The public mandate that undergirds lawmakers and regulators is different from - and larger than - the impetus that drives a private group such as the Citizens Committee for the Revitalization of the Historic Bangor Raceway. That private group recently commissioned a telephone poll of 400 Mainers that reported nearly 61 percent declared the racino law should stay in effect as passed.

That's about as big a surprise as finding a penny toy in a Cracker Jack box. Why? Because the answers pollsters get depend upon the questions they ask.

"It was about the citizen initiative process. That's what the folks came to us with, asking us to do a poll about the process. It wasn't a poll about 'do you favor or oppose racinos or casinos?,' " Patrick Murphy, president of Strategic Marketing Services, which conducted the poll, subsequently told the Press Herald.

It's a comment worth pondering. Yet you can bet - indeed, we've seen it already - that backers of slots at the Bangor track will promote that 61 percent figure as the will of the people, ready and eager to support slot machines at racetracks down to the last ka-ching.

And this is only one of the ways the November referendum is being manipulated.

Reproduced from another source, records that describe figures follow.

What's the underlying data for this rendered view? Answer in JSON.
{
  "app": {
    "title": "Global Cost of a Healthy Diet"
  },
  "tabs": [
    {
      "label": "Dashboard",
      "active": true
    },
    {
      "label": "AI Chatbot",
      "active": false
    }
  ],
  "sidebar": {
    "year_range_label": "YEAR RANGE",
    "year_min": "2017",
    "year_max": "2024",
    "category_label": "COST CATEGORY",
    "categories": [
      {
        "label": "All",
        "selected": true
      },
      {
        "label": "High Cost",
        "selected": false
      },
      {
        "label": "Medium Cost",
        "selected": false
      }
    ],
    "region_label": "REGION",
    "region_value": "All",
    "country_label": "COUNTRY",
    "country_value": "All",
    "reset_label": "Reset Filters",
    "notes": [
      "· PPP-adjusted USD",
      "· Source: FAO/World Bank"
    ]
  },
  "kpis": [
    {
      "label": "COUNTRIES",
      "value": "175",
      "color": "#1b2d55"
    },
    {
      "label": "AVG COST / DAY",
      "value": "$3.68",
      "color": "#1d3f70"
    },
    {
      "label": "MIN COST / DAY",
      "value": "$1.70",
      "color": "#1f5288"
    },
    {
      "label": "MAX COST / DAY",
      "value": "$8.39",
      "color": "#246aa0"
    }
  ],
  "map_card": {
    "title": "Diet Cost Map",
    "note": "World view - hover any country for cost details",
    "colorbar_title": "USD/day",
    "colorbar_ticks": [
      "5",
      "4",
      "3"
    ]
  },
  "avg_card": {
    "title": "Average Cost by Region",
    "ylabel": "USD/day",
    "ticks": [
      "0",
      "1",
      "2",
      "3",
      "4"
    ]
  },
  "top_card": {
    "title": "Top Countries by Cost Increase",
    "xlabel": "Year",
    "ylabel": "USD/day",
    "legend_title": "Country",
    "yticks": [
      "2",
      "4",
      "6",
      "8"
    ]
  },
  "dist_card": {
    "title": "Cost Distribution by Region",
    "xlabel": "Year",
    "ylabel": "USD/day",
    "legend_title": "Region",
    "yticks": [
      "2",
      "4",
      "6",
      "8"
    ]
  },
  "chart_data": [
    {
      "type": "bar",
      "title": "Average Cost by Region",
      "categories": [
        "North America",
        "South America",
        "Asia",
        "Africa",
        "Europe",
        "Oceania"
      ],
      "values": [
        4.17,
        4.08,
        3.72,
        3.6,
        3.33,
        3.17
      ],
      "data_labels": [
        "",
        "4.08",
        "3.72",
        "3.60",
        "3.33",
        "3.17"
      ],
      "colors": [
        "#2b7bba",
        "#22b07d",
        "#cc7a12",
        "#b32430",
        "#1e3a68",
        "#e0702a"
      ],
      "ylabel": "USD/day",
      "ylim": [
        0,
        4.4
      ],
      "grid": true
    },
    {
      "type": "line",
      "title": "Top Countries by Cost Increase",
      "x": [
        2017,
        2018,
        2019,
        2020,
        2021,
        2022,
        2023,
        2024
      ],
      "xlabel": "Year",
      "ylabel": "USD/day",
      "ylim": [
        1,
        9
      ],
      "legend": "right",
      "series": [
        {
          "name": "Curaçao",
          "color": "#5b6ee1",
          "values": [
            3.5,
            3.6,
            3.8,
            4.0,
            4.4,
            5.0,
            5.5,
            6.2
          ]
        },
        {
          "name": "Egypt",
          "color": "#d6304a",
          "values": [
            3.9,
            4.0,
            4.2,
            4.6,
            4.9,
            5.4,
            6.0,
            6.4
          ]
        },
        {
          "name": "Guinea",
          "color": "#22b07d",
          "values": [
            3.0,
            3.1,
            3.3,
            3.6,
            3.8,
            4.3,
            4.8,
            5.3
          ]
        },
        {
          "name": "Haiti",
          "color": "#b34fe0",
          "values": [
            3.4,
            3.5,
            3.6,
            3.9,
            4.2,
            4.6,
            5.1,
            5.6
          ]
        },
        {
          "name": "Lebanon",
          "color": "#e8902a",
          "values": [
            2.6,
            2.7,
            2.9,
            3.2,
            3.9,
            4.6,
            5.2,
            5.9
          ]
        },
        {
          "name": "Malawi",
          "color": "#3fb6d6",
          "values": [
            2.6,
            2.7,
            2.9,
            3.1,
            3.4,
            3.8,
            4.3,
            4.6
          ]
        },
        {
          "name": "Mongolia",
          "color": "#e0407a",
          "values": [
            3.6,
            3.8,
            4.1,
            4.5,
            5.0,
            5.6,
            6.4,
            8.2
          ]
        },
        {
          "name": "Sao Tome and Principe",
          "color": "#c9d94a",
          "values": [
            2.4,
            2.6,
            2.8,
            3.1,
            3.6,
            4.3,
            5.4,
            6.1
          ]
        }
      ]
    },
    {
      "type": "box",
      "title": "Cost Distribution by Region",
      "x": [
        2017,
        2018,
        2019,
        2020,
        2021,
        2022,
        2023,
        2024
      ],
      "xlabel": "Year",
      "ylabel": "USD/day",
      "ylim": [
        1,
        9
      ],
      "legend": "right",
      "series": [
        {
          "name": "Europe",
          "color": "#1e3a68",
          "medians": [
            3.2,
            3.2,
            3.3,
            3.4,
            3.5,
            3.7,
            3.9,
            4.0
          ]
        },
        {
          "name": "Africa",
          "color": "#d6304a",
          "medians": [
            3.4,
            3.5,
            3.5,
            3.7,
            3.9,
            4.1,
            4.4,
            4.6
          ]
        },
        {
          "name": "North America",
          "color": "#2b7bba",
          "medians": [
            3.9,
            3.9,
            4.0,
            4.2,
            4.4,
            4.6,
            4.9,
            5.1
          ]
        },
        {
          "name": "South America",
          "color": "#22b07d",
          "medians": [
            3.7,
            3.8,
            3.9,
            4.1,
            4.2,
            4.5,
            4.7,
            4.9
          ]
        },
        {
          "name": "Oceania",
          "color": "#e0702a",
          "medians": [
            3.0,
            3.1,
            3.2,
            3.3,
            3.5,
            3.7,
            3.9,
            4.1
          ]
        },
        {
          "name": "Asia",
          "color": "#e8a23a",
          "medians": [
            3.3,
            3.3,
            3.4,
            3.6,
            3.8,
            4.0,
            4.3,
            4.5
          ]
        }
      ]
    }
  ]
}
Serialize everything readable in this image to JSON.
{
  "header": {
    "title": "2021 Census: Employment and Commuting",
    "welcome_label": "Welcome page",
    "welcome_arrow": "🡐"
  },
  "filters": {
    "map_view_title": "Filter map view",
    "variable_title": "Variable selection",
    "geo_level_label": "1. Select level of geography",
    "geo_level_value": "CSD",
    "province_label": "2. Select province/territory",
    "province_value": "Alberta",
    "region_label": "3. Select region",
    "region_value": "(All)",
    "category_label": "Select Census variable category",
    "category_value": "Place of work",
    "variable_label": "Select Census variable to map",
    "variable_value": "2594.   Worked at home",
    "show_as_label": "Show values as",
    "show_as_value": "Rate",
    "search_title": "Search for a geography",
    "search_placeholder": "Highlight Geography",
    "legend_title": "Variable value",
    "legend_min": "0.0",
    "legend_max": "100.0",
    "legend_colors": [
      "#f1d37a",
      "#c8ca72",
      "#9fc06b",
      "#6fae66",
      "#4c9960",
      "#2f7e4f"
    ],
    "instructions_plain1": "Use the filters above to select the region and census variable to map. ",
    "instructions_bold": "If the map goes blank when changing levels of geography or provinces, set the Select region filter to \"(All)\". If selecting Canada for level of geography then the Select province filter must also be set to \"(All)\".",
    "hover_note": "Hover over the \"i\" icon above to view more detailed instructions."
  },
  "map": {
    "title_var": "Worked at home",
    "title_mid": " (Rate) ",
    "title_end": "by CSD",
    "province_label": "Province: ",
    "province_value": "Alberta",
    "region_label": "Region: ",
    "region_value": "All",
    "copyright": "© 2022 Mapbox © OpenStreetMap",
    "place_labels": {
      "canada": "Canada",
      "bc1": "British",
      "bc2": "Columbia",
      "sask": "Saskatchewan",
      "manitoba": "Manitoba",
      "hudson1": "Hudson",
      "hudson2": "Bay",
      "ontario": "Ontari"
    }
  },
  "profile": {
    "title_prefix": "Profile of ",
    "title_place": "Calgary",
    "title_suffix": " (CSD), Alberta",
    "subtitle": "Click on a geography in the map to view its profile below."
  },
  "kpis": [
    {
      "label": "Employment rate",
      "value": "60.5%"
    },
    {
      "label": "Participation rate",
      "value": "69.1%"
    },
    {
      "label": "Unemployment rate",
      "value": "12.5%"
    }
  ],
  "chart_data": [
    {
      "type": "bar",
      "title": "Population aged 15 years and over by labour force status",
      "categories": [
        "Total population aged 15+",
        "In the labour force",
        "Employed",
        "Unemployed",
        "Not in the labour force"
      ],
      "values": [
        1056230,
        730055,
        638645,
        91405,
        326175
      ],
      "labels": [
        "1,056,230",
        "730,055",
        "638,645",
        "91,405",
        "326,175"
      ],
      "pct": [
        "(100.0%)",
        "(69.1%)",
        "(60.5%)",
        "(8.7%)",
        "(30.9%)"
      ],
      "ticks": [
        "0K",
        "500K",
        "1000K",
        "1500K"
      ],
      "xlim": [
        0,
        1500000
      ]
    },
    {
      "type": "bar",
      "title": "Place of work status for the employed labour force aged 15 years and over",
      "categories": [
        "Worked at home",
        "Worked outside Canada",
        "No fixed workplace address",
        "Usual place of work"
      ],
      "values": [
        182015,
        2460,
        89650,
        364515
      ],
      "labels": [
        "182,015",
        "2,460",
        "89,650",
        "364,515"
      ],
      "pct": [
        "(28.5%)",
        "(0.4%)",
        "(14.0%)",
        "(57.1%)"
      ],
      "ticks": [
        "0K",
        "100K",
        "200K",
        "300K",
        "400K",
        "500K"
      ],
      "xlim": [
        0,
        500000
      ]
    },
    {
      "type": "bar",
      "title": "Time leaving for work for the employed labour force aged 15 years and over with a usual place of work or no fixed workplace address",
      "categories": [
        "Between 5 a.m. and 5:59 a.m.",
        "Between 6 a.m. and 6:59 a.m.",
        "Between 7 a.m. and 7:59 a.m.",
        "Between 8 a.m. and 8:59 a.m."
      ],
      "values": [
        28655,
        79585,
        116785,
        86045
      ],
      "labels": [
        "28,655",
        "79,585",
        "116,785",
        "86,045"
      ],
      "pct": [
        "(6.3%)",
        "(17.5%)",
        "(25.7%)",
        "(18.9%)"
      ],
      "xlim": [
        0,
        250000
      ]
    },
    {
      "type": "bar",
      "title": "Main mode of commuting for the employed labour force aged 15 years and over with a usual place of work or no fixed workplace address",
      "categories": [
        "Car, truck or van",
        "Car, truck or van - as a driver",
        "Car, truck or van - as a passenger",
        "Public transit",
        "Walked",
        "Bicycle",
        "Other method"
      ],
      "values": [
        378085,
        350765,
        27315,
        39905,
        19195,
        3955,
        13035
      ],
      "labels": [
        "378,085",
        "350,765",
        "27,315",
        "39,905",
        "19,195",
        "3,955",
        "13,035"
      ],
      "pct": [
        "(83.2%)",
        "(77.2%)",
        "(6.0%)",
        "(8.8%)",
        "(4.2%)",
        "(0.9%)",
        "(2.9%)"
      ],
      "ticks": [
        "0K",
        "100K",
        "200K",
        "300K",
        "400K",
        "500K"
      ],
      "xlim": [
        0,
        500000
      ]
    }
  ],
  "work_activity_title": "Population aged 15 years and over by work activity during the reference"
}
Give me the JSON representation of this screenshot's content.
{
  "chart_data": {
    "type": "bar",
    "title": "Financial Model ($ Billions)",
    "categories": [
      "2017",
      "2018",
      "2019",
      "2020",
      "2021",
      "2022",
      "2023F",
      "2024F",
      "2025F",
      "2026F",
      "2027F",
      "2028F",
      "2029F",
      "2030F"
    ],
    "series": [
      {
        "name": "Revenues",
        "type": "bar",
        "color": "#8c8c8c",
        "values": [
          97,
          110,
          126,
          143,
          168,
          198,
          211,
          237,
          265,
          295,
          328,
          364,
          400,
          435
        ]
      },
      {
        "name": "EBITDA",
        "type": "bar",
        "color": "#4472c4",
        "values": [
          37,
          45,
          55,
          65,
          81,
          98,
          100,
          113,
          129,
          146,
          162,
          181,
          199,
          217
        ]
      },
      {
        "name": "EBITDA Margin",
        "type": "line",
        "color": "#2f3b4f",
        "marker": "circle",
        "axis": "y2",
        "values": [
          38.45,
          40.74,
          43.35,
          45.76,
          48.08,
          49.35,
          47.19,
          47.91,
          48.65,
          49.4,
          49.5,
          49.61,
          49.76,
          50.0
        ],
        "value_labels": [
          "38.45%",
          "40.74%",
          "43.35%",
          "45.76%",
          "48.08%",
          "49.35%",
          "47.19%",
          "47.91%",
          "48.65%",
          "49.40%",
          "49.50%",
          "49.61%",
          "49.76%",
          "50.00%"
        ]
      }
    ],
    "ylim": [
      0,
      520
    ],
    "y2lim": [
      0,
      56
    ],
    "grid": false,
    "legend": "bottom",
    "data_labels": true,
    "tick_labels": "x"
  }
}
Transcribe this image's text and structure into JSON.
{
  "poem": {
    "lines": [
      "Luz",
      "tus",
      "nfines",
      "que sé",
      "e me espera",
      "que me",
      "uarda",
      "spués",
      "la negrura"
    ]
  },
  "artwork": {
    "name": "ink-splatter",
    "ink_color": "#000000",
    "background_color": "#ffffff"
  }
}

FOR HIS PART, Baldacci wants effective oversight of racinos enacted before, not after, the racino law becomes effective, scheduled for Feb. 21.

He proposes a Gambling Control Board be created to license and regulate the gaming machines, rather than leaving those responsibilities with the harness racing commission. So far, some of the commission members have been reluctant to see things his way.

The result has been a tug of war that could come to a head at a scheduled commission meeting Wednesday.

Calls for voters to revisit the racino issue make sense. But no groundswell for that approach is apparent so far. That makes oversight by elected officials all the more important. The "will of the people" doesn't surface only in referendums. It surfaces in the vote totals of every governor and state lawmaker Maine elects.

Those elected officials have a job to do.